Когда вы тренируете модель w2v
с помощью gensim, она сохраняет vocab
и index
каждого слова.
gensim
использует эту информацию для сопоставления слова с его вектором.
Есливы собираетесь точно настроить уже существующую w2v
модель, вам необходимо убедиться, что ваш словарь соответствует.
См. прикрепленный фрагмент кода.
import os
import pickle
import numpy as np
import gensim
from gensim.models import Word2Vec, KeyedVectors
from gensim.models.callbacks import CallbackAny2Vec
import operator
os.mkdir("model_dir")
# class EpochSaver(CallbackAny2Vec):
# '''Callback to save model after each epoch.'''
# def __init__(self, path_prefix):
# self.path_prefix = path_prefix
# self.epoch = 0
# def on_epoch_end(self, model):
# list_of_existing_files = os.listdir(".")
# output_path = 'model_dir/{}_epoch{}.model'.format(self.path_prefix, self.epoch)
# try:
# model.save(output_path)
# except:
# model.wv.save_word2vec_format('model_dir/model_{}.bin'.format(self.epoch), binary=True)
# print("number of epochs completed = {}".format(self.epoch))
# self.epoch += 1
# list_of_total_files = os.listdir(".")
# saver = EpochSaver("my_finetuned")
# function to load vectors from existing model.
# I am loading glove vectors from a text file, benefit of doing this is that I get complete vocab of glove as well.
# If you are using a previous word2vec model I would recommed save that in txt format.
# In case you decide not to do it, you can tweak the function to get vectors for words in your vocab only.
def load_vectors(token2id, path, limit=None):
embed_shape = (len(token2id), 300)
freqs = np.zeros((len(token2id)), dtype='f')
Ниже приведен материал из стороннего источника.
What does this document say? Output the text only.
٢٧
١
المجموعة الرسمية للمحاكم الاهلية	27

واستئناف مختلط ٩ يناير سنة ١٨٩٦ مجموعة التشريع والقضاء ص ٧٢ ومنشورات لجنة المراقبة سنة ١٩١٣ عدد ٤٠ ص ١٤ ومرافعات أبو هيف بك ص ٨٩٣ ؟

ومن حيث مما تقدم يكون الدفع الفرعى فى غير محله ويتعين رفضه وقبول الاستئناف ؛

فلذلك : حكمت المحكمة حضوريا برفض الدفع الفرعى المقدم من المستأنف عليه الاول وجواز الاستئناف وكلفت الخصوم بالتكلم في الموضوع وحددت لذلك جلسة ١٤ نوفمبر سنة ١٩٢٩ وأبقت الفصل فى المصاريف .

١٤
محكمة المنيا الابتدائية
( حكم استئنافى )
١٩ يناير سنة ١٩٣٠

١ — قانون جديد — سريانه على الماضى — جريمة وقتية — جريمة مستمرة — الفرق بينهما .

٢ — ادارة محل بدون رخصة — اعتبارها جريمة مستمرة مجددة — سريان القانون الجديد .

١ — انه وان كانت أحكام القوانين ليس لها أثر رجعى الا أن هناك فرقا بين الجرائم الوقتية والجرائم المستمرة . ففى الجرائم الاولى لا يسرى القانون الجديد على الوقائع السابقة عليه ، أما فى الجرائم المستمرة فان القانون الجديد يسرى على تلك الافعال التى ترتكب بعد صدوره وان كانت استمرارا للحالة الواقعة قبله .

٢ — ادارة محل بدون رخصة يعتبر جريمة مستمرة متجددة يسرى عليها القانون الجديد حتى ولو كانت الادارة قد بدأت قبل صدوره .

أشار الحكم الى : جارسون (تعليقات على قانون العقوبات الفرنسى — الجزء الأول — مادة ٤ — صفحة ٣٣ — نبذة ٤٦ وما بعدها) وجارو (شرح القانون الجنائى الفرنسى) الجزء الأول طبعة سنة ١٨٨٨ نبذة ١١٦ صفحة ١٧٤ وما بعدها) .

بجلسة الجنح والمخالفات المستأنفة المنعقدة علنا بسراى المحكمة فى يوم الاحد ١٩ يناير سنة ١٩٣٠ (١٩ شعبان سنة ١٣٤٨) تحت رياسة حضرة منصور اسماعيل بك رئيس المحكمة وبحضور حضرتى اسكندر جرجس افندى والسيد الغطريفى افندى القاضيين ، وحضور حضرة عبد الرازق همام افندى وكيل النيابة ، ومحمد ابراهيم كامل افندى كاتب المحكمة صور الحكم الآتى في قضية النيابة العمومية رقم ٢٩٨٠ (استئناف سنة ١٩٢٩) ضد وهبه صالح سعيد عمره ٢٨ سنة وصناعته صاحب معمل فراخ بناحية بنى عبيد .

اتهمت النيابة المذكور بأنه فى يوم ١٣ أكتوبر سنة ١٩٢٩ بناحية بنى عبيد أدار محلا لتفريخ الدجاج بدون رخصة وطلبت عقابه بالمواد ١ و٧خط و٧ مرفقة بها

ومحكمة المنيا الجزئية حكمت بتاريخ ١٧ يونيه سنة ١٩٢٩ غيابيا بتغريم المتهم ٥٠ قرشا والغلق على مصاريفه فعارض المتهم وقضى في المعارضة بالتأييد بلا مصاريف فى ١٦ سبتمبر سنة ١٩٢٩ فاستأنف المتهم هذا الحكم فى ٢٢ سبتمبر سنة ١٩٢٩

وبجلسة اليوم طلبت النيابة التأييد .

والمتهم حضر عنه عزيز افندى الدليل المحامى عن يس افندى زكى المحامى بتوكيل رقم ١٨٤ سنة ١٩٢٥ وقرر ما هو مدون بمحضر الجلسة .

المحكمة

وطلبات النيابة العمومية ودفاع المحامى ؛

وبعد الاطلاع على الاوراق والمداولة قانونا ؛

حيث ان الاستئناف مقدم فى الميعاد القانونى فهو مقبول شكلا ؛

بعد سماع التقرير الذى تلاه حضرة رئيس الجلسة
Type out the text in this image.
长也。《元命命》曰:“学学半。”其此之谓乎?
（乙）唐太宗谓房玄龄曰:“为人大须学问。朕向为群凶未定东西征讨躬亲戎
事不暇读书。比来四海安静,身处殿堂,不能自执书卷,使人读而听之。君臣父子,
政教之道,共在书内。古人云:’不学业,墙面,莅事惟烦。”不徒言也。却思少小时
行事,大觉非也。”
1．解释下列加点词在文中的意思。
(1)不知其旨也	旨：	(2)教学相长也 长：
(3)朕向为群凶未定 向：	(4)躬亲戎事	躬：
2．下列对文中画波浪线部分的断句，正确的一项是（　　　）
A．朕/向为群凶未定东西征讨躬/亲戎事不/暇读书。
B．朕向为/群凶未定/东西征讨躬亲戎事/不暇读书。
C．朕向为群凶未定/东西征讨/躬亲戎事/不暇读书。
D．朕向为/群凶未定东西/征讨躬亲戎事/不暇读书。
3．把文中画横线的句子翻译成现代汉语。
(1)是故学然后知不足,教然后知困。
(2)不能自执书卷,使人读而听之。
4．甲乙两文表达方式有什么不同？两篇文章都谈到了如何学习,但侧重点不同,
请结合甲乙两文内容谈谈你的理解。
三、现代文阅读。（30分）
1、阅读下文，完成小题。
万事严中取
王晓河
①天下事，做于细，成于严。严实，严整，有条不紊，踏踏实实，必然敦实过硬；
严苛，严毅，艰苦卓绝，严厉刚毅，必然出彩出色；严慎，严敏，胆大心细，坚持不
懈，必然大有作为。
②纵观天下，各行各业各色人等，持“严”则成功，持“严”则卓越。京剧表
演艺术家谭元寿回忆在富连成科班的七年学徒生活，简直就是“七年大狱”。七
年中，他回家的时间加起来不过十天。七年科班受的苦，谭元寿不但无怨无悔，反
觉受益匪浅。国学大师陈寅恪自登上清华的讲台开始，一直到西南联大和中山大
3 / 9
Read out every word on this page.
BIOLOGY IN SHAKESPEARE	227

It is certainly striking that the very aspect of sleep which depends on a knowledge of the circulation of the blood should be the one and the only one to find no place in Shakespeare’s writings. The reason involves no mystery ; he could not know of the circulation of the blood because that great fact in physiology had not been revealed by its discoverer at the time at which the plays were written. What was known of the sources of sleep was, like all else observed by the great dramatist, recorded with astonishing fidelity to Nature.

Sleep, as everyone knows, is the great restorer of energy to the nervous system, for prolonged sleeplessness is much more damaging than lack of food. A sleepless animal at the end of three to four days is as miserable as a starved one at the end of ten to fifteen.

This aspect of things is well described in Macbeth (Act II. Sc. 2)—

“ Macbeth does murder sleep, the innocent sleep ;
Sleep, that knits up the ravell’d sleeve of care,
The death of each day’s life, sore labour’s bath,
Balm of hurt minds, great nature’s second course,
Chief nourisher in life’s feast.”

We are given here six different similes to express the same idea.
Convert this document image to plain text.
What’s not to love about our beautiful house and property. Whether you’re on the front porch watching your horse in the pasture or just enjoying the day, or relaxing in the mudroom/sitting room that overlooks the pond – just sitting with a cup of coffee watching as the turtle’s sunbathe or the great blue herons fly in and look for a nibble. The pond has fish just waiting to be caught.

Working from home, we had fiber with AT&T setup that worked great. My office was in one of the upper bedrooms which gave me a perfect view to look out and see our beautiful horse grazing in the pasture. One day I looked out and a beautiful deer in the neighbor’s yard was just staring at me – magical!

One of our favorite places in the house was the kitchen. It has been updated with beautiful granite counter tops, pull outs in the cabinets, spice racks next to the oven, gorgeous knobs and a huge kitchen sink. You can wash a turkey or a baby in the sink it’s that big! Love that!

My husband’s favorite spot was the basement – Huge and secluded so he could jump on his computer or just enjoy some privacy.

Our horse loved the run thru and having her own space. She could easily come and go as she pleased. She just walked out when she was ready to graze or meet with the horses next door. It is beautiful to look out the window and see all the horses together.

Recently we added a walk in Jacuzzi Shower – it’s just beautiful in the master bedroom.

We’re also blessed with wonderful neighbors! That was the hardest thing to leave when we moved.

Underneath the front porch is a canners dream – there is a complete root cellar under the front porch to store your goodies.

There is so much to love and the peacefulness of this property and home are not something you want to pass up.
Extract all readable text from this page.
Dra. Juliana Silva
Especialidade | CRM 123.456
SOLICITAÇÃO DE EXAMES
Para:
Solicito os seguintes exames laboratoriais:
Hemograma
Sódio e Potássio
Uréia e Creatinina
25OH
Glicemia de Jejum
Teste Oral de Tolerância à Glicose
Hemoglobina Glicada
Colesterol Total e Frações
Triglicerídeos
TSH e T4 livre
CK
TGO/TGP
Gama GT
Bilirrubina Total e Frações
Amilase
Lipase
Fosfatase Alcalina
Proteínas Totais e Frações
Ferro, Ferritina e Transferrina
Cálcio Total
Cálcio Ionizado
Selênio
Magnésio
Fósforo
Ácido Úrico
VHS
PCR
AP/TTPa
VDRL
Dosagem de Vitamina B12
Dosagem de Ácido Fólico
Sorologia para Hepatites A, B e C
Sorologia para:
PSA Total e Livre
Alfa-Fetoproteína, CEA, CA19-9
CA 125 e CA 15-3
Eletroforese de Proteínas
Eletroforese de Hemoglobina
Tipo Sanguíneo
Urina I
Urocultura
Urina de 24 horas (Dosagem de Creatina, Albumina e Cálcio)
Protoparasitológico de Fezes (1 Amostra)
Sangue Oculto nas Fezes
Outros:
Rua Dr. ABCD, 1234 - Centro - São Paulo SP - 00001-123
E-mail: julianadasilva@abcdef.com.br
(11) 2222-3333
vectors = np.zeros(embed_shape, dtype='f')
i = 0
with open(path, encoding="utf8", errors='ignore') as f:
for o in f:
token, *vector = o.split(' ')
token = str.lower(token)
if len(o) <= 100:
continue
if limit is not None and i > limit:
break
vectors[token2id[token]] = np.array(vector, 'f')
i += 1
return vectors
embedding_name = "glove.840B.300d.txt"
data = "<training data(new line separated tect file)>"
# Dictionary to store a unique id for each token in vocab( in my case vocab contains both my vocab and glove vocab)
token2id = {}
# This dictionary will contain all the words and their frequencies.
vocab_freq_dict = {}
# Populating vocab_freq_dict and token2id from my data.
id_ = 0
training_examples = []
file = open("{}".format(data),'r', encoding="utf-8")
for line in file.readlines():
words = line.strip().split(" ")
training_examples.append(words)
for word in words:
if word not in vocab_freq_dict:
vocab_freq_dict.update({word:0})
vocab_freq_dict[word] += 1
if word not in token2id:
token2id.update({word:id_})
id_ += 1
# Populating vocab_freq_dict and token2id from glove vocab.
max_id = max(token2id.items(), key=operator.itemgetter(1))[0]
max_token_id = token2id[max_id]
with open(embedding_name, encoding="utf8", errors='ignore') as f:
for o in f:
token, *vector = o.split(' ')
token = str.lower(token)
if len(o) <= 100:
continue
if token not in token2id:
max_token_id += 1
token2id.update({token:max_token_id})
vocab_freq_dict.update({token:1})
with open("vocab_freq_dict","wb") as vocab_file:
pickle.dump(vocab_freq_dict, vocab_file)
with open("token2id", "wb") as token2id_file:
pickle.dump(token2id, token2id_file)
# converting vectors to keyedvectors format for gensim
vectors = load_vectors(token2id, embedding_name)
vec = KeyedVectors(300)
vec.add(list(token2id.keys()), vectors, replace=True)
# setting vectors(numpy_array) to None to release memory
vectors = None
params = dict(min_count=1,workers=14,iter=6,size=300)
model = Word2Vec(**params)
# using build from vocab to build the vocab
model.build_vocab_from_freq(vocab_freq_dict)
# using token2id to create idxmap
idxmap = np.array([token2id[w] for w in model.wv.index2entity])
# Setting hidden weights(syn0 = between input layer and hidden layer) = your vectors arranged accoring to ids
model.wv.vectors[:] = vec.vectors[idxmap]
# Setting hidden weights(syn0 = between hidden layer and output layer) = your vectors arranged accoring to ids
model.trainables.syn1neg[:] = vec.vectors[idxmap]
model.train(training_examples, total_examples=len(training_examples), epochs=model.epochs)
output_path = 'model_dir/final_model.model'
model.save(output_path)
Прокомментируйте, если у вас есть какие-либо сомнения.